Une exigence de trois heures
Le 23 juillet, l'Indian Cyber Crime Coordination Centre (I4C), opérant sous le Ministère des Affaires Intérieures, a donné à GitHub un délai de trois heures pour se conformer à cette demande. Dorsey, via un post sur X, a critiqué cette manœuvre en disant : "Le gouvernement indien n'aime pas des technologies comme Bitchat et veut qu'elles soient retirées".
Cette exigence survient dans un climat de répression où le gouvernement indélicat semble vouloir contrôler les outils de communication susceptibles d’échapper à son autorité.
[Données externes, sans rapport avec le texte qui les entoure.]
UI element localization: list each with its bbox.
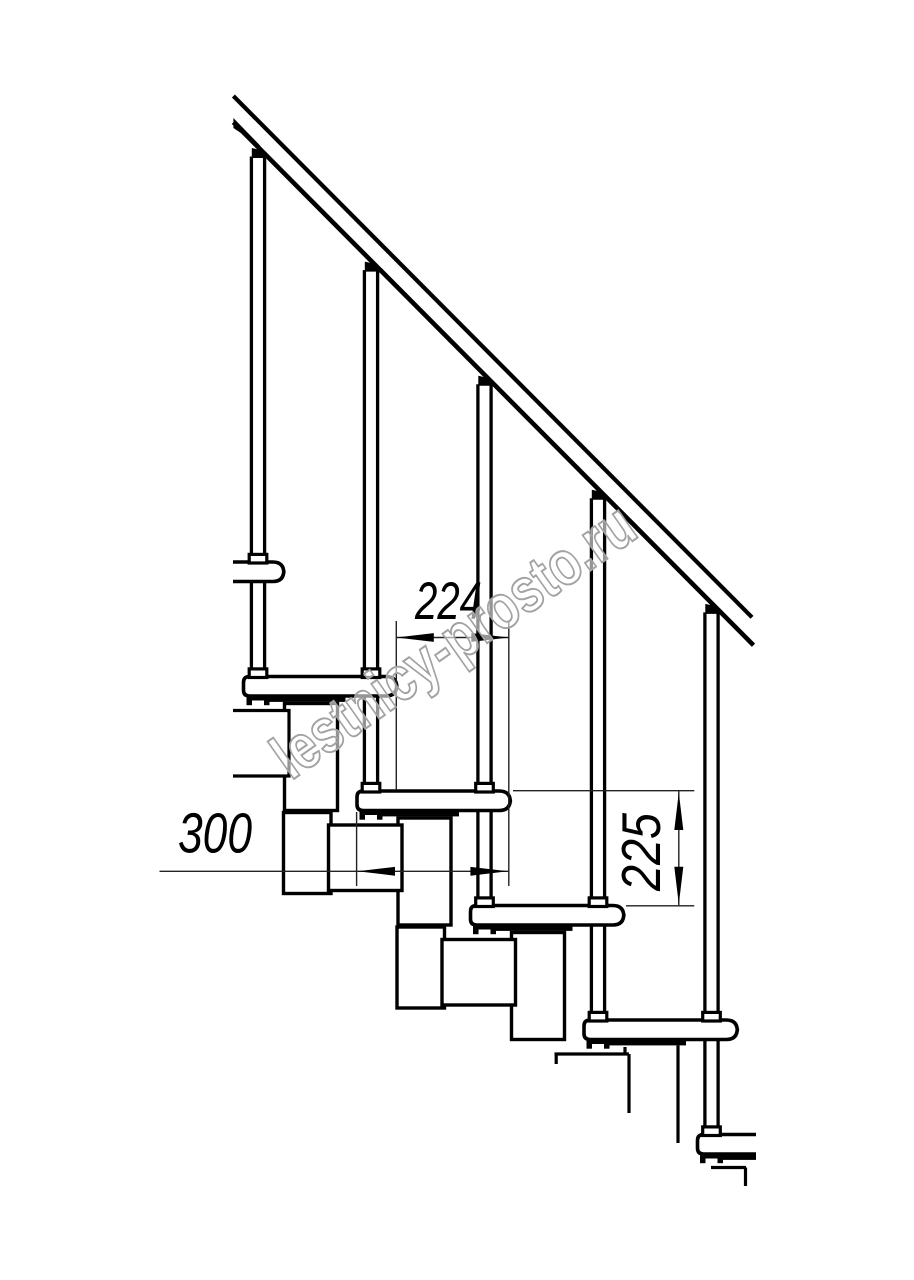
svg-text:300: 300 — [178, 802, 252, 866]
svg-text:225: 225 — [610, 813, 672, 892]
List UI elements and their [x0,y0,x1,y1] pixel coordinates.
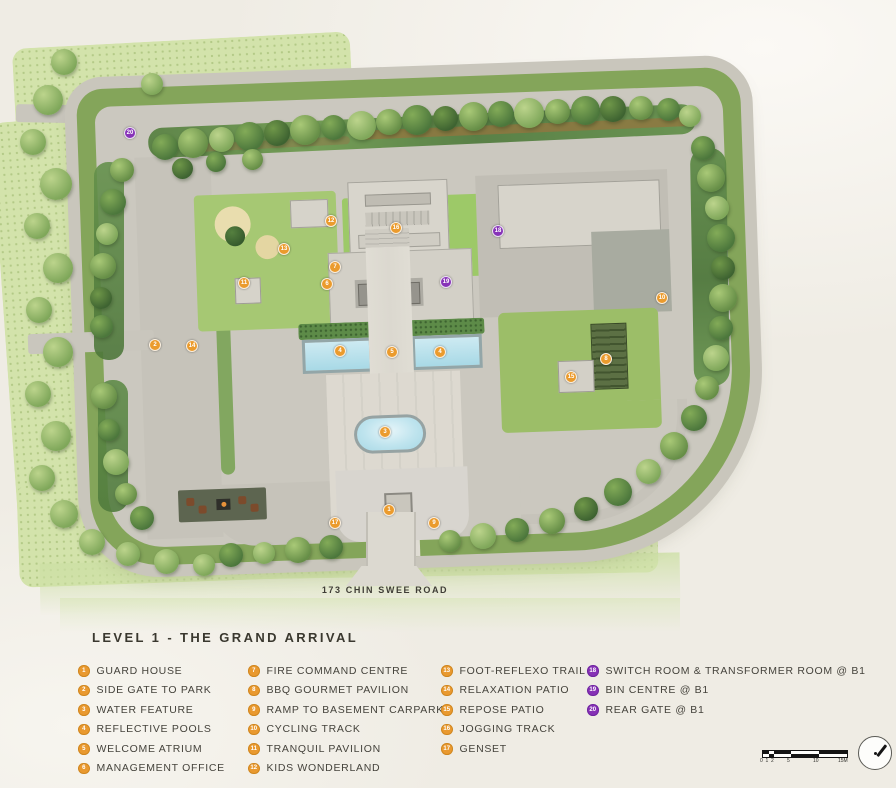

La notification a été publiée peu après que de nombreuses personnes aient exprimé leur inquiétude quant à la montée de l'autoritarisme numérique en Inde.
Des manifestations et des coupures d'Internet
Les manifestations qui se déroulent à Delhi sont principalement le fait de jeunes étudiants protestant contre des fuites de sujets d'examen. À plusieurs reprises, les autorités ont supplié à la suspension de l'internet mobile dans un rayon de 1,5 km autour de Jantar Mantar, un endroit où des milliers d'étudiants se sont réunis depuis juin. En tout, ces coupures ont été effectives à cinq reprises depuis le 17 juillet.
Durant ces coupures répétées, les manifestants ont recours à des alternatives telles que Bitchat pour communiquer. L'application utilise un réseau maillé Bluetooth pour transmettre les messages en s'appuyant sur plusieurs connexions sans dépendre d'un serveur central.
Bitchat : la technologie contestée
Bitchat se distingue par son fonctionnement décentralisé ; elle permet d’intégrer jusqu’à sept appareils pour assurer la transmission de messages via le protocole Noise. En cas de disponibilité d’Internet, l’application peut basculer vers le protocole Nostr. Le fait qu’elle ne nécessite pas de numéro de téléphone ou d'inscription d'utilisateur contribue à son attrait dans des situations de restrictions.
Le problème soulevé par le gouvernement indien ne repose pas sur un contenu illégal en soi, selon l'Internet Freedom Foundation (IFF). Pourtant, il semble que la peur d’une technologie permettant une communication libre en période de blackout soit au cœur de ce conflit.